Visualizations and rendering
How FoundersOS adapts its output to your client - live widgets in Cowork, clean tables on a plainer setup - through a four-tier rendering contract, plus an optional way to reinforce it.
FoundersOS doesn’t assume a particular interface. Each tool that returns something worth showing also describes how to render it, and your AI client picks the richest form it can actually produce. That’s why “catch me up” can be a live dashboard in one client and a clean table in another, from the exact same tool.
The four-tier rendering ladder
Every render-bearing tool carries a contract: a four-tier ladder telling the AI to use the most visual output its client supports, and to fall back cleanly when it can’t.
- Visual primitive - an interactive widget, artifact, or canvas (e.g. a live dashboard in Cowork).
- Inline rich output - HTML or SVG rendered inside the reply.
- Markdown table - a clean table the model emits as text.
- Prose - a short written summary.
The client uses the first tier it can execute. A rich client like Claude in Cowork lands on tier 1 and draws you a widget; a plainer client drops to tier 3 and gives you a tidy markdown table of the same data. Either way you get the information - the only difference is polish.
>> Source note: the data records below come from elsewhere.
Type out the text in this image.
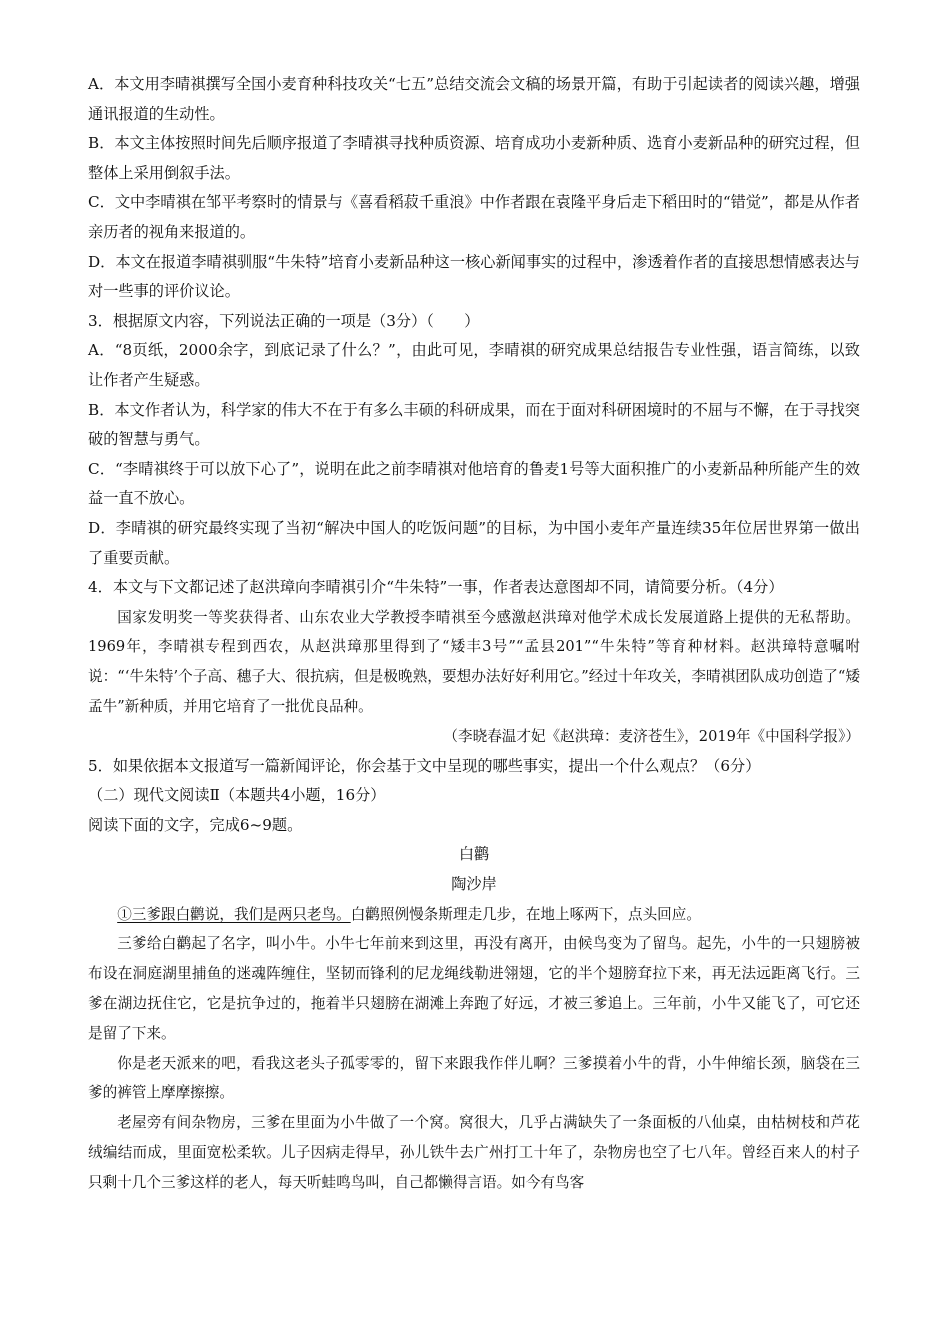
A．本文用李晴祺撰写全国小麦育种科技攻关“七五”总结交流会文稿的场景开篇，有助于引起读者的阅读兴趣，增强通讯报道的生动性。

B．本文主体按照时间先后顺序报道了李晴祺寻找种质资源、培育成功小麦新种质、选育小麦新品种的研究过程，但整体上采用倒叙手法。

C．文中李晴祺在邹平考察时的情景与《喜看稻菽千重浪》中作者跟在袁隆平身后走下稻田时的“错觉”，都是从作者亲历者的视角来报道的。

D．本文在报道李晴祺驯服“牛朱特”培育小麦新品种这一核心新闻事实的过程中，渗透着作者的直接思想情感表达与对一些事的评价议论。

3．根据原文内容，下列说法正确的一项是（3分）（　　）

A．“8页纸，2000余字，到底记录了什么？”，由此可见，李晴祺的研究成果总结报告专业性强，语言简练，以致让作者产生疑惑。

B．本文作者认为，科学家的伟大不在于有多么丰硕的科研成果，而在于面对科研困境时的不屈与不懈，在于寻找突破的智慧与勇气。

C．“李晴祺终于可以放下心了”，说明在此之前李晴祺对他培育的鲁麦1号等大面积推广的小麦新品种所能产生的效益一直不放心。

D．李晴祺的研究最终实现了当初“解决中国人的吃饭问题”的目标，为中国小麦年产量连续35年位居世界第一做出了重要贡献。

4．本文与下文都记述了赵洪璋向李晴祺引介“牛朱特”一事，作者表达意图却不同，请简要分析。（4分）

国家发明奖一等奖获得者、山东农业大学教授李晴祺至今感激赵洪璋对他学术成长发展道路上提供的无私帮助。1969年，李晴祺专程到西农，从赵洪璋那里得到了“矮丰3号”“孟县201”“牛朱特”等育种材料。赵洪璋特意嘱咐说：“‘牛朱特’个子高、穗子大、很抗病，但是极晚熟，要想办法好好利用它。”经过十年攻关，李晴祺团队成功创造了“矮孟牛”新种质，并用它培育了一批优良品种。

（李晓春温才妃《赵洪璋：麦济苍生》，2019年《中国科学报》）

5．如果依据本文报道写一篇新闻评论，你会基于文中呈现的哪些事实，提出一个什么观点？（6分）

（二）现代文阅读Ⅱ（本题共4小题，16分）

阅读下面的文字，完成6~9题。

白鹳

陶沙岸

①三爹跟白鹳说，我们是两只老鸟。白鹳照例慢条斯理走几步，在地上啄两下，点头回应。

三爹给白鹳起了名字，叫小牛。小牛七年前来到这里，再没有离开，由候鸟变为了留鸟。起先，小牛的一只翅膀被布设在洞庭湖里捕鱼的迷魂阵缠住，坚韧而锋利的尼龙绳线勒进翎翅，它的半个翅膀耷拉下来，再无法远距离飞行。三爹在湖边抚住它，它是抗争过的，拖着半只翅膀在湖滩上奔跑了好远，才被三爹追上。三年前，小牛又能飞了，可它还是留了下来。

你是老天派来的吧，看我这老头子孤零零的，留下来跟我作伴儿啊？三爹摸着小牛的背，小牛伸缩长颈，脑袋在三爹的裤管上摩摩擦擦。

老屋旁有间杂物房，三爹在里面为小牛做了一个窝。窝很大，几乎占满缺失了一条面板的八仙桌，由枯树枝和芦花绒编结而成，里面宽松柔软。儿子因病走得早，孙儿铁牛去广州打工十年了，杂物房也空了七八年。曾经百来人的村子只剩十几个三爹这样的老人，每天听蛙鸣鸟叫，自己都懒得言语。如今有鸟客
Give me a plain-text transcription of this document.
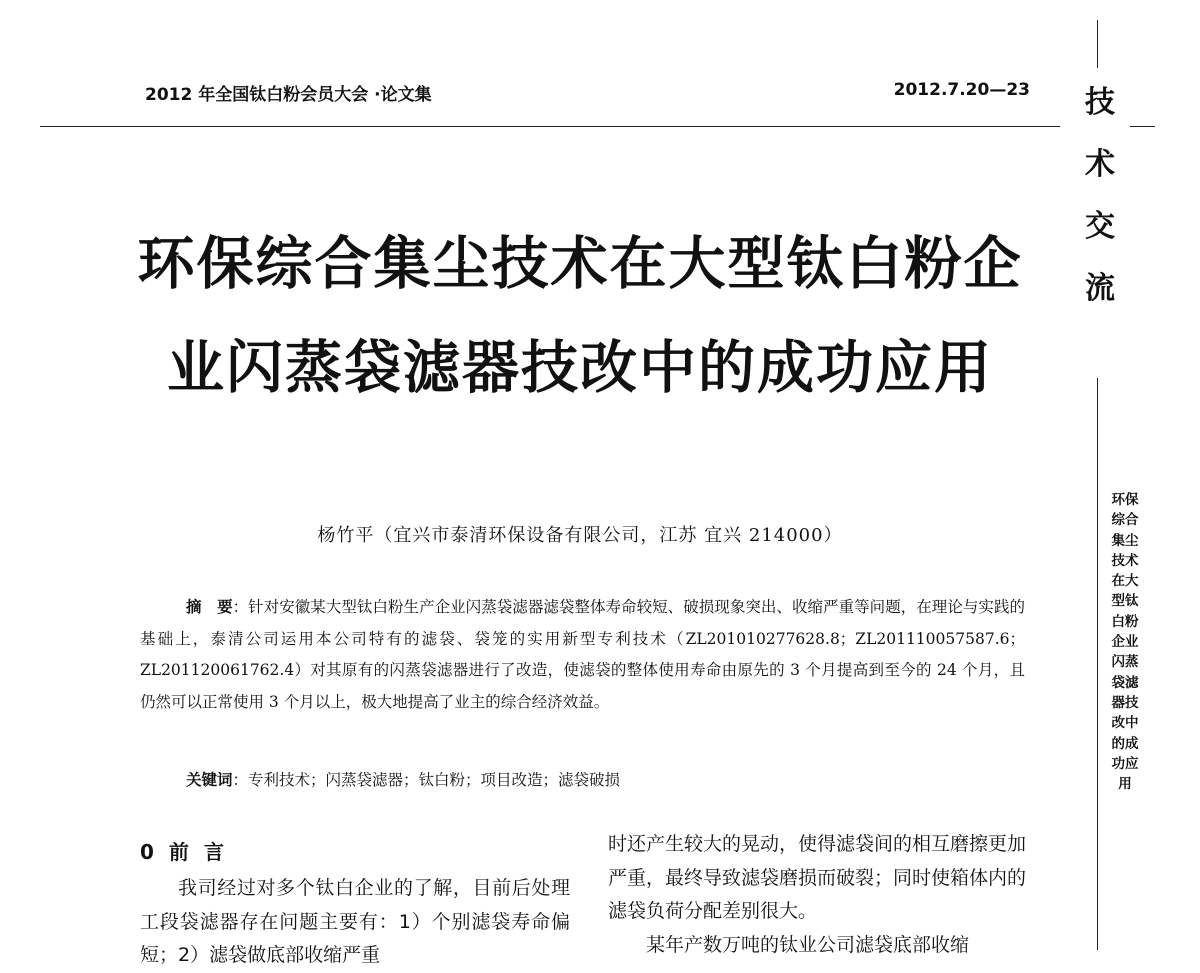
2012 年全国钛白粉会员大会 ·论文集	2012.7.20—23 技
术
交
流
环保综合集尘技术在大型钛白粉企业闪蒸袋滤器技改中的成功应用
环保综合集尘技术在大型钛白粉企业闪蒸袋滤器技改中的成功应用
杨竹平（宜兴市泰清环保设备有限公司，江苏 宜兴 214000）
摘　要：针对安徽某大型钛白粉生产企业闪蒸袋滤器滤袋整体寿命较短、破损现象突出、收缩严重等问题，在理论与实践的基础上，泰清公司运用本公司特有的滤袋、袋笼的实用新型专利技术（ZL201010277628.8；ZL201110057587.6；ZL201120061762.4）对其原有的闪蒸袋滤器进行了改造，使滤袋的整体使用寿命由原先的 3 个月提高到至今的 24 个月，且仍然可以正常使用 3 个月以上，极大地提高了业主的综合经济效益。
关键词：专利技术；闪蒸袋滤器；钛白粉；项目改造；滤袋破损
0 前 言

我司经过对多个钛白企业的了解，目前后处理工段袋滤器存在问题主要有：1）个别滤袋寿命偏短；2）滤袋做底部收缩严重

时还产生较大的晃动，使得滤袋间的相互磨擦更加严重，最终导致滤袋磨损而破裂；同时使箱体内的滤袋负荷分配差别很大。

某年产数万吨的钛业公司滤袋底部收缩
The important part: this contract lives in the server, not in any plugin. It ships through the MCP instructions field at connect time, again in the get_session_start payload, and as a short per-response reminder. So every client gets it with nothing to install. (See How it works for the architecture.)
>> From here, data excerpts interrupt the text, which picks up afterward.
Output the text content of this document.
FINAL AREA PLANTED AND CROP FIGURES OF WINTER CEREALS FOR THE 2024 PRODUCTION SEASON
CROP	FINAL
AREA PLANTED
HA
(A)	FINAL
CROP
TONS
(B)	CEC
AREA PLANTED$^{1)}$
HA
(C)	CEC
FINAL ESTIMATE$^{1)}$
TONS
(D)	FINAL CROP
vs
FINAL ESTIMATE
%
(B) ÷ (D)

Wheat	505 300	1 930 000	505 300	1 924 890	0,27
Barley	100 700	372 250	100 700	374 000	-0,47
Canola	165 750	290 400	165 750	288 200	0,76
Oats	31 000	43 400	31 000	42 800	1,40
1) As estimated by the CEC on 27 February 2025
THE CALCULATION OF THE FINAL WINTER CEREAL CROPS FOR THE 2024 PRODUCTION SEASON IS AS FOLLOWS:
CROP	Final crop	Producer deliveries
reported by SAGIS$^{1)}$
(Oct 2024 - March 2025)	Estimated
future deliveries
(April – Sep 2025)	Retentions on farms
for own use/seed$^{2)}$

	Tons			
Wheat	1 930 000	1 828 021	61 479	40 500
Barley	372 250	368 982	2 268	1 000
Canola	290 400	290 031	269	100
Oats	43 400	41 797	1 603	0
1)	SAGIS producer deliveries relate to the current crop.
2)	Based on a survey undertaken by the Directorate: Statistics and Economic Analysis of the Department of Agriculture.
What it looks like in practice
- Rich clients (Cowork, Claude Desktop) render tier 1 or 2: a morning dashboard becomes a widget, a weekly retro becomes a copy-ready card, an entity card becomes a structured panel. You can also pin some of these as persistent artifacts that refresh from your connectors each time you open them.
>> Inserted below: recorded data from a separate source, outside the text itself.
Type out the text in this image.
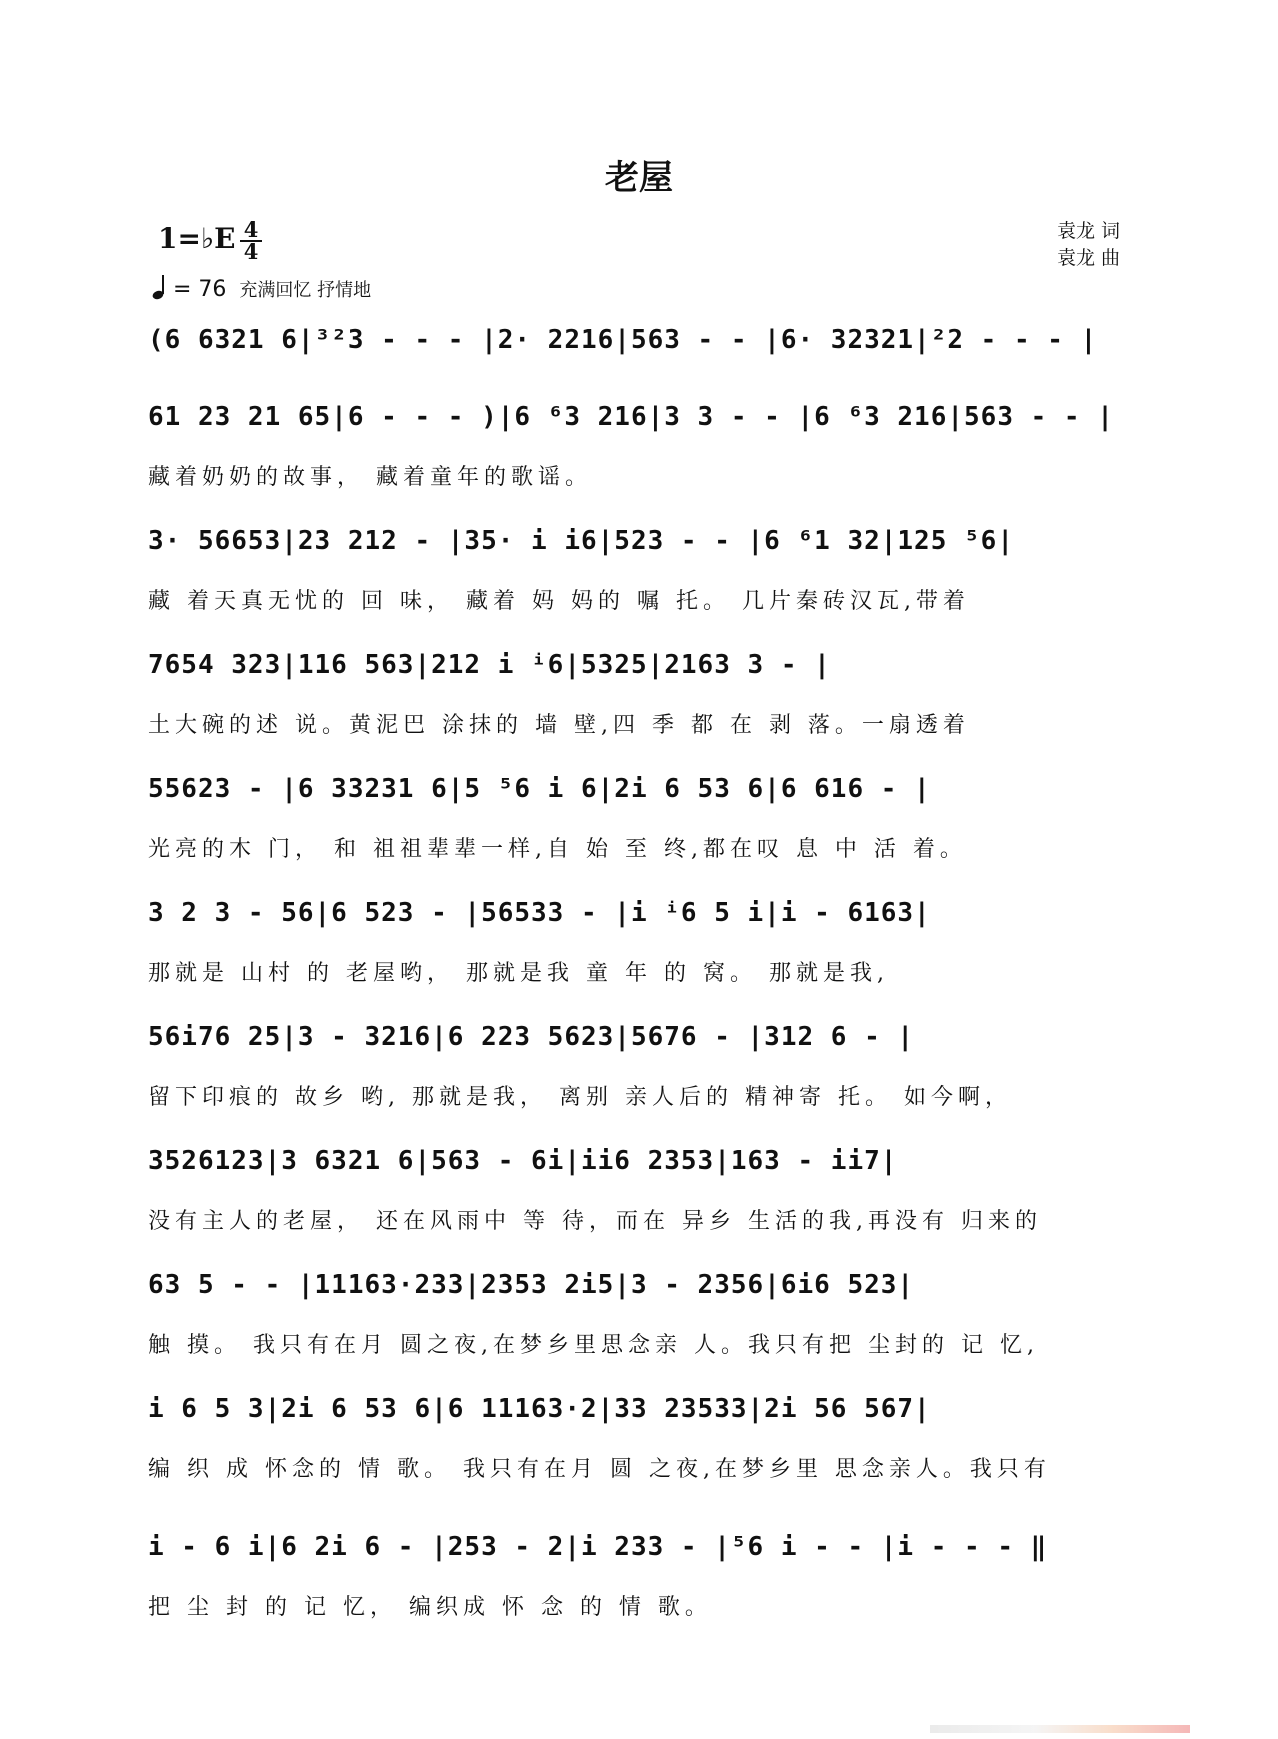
老屋
1=♭E 4
4
= 76 充满回忆 抒情地
袁龙 词
袁龙 曲
(6 6321 6|³²3 - - - |2· 2216|563 - - |6· 32321|²2 - - - |
61 23 21 65|6 - - - )|6 ⁶3 216|3 3 - - |6 ⁶3 216|563 - - |
藏着奶奶的故事， 藏着童年的歌谣。
3· 56653|23 212 - |35· i i6|523 - - |6 ⁶1 32|125 ⁵6|
藏 着天真无忧的 回 味， 藏着 妈 妈的 嘱 托。 几片秦砖汉瓦,带着
7654 323|116 563|212 i ⁱ6|5325|2163 3 - |
土大碗的述 说。黄泥巴 涂抹的 墙 壁,四 季 都 在 剥 落。一扇透着
55623 - |6 33231 6|5 ⁵6 i 6|2i 6 53 6|6 616 - |
光亮的木 门， 和 祖祖辈辈一样,自 始 至 终,都在叹 息 中 活 着。
3 2 3 - 56|6 523 - |56533 - |i ⁱ6 5 i|i - 6163|
那就是 山村 的 老屋哟， 那就是我 童 年 的 窝。 那就是我,
56i76 25|3 - 3216|6 223 5623|5676 - |312 6 - |
留下印痕的 故乡 哟, 那就是我， 离别 亲人后的 精神寄 托。 如今啊，
3526123|3 6321 6|563 - 6i|ii6 2353|163 - ii7|
没有主人的老屋， 还在风雨中 等 待，而在 异乡 生活的我,再没有 归来的
63 5 - - |11163·233|2353 2i5|3 - 2356|6i6 523|
触 摸。 我只有在月 圆之夜,在梦乡里思念亲 人。我只有把 尘封的 记 忆,
i 6 5 3|2i 6 53 6|6 11163·2|33 23533|2i 56 567|
编 织 成 怀念的 情 歌。 我只有在月 圆 之夜,在梦乡里 思念亲人。我只有
i - 6 i|6 2i 6 - |253 - 2|i 233 - |⁵6 i - - |i - - - ‖
把 尘 封 的 记 忆， 编织成 怀 念 的 情 歌。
- Plainer or local clients render tier 3 or 4: the same dashboard comes back as a markdown table, and a guided question becomes a numbered list you answer by typing a number. Nothing is lost but the visuals. (More on this in Running on a local model.)
Advanced: reinforce the contract in your instructions
The contract already reaches your model three ways, so most people never need to touch this. But if your client or model is rendering things more plainly than you’d like - or drifting late in a very long conversation - you can place the contract at its strongest position yourself: your client’s always-on instructions, which sit in the system prompt every turn.
Paste a short reinforcement like this into your client’s instructions:
When you present FoundersOS data, follow its rendering contract: use the most
visual output this client supports, falling back in order: an interactive
widget or artifact, then inline HTML or SVG, then a markdown table, then a
short prose summary. Apply the standard status colors: red = overdue,
amber = due soon or stale, blue = in progress or AI-assigned, neutral = upcoming.
Where that goes, by client:
- Cowork - Global Instructions (Settings), or a project’s instructions.
- Claude Desktop projects - the project’s custom instructions.
- Claude Code -
CLAUDE.md, in your project root or~/.claude/. - Cursor and others - the rules or custom-instructions file.
That’s the same spot a dedicated plugin would have used, just done by hand. It’s entirely optional - reach for it only if you’re seeing rendering issues. If you want the full, exact wording instead of this short form, copy the rendering_contract field straight out of a get_session_start response.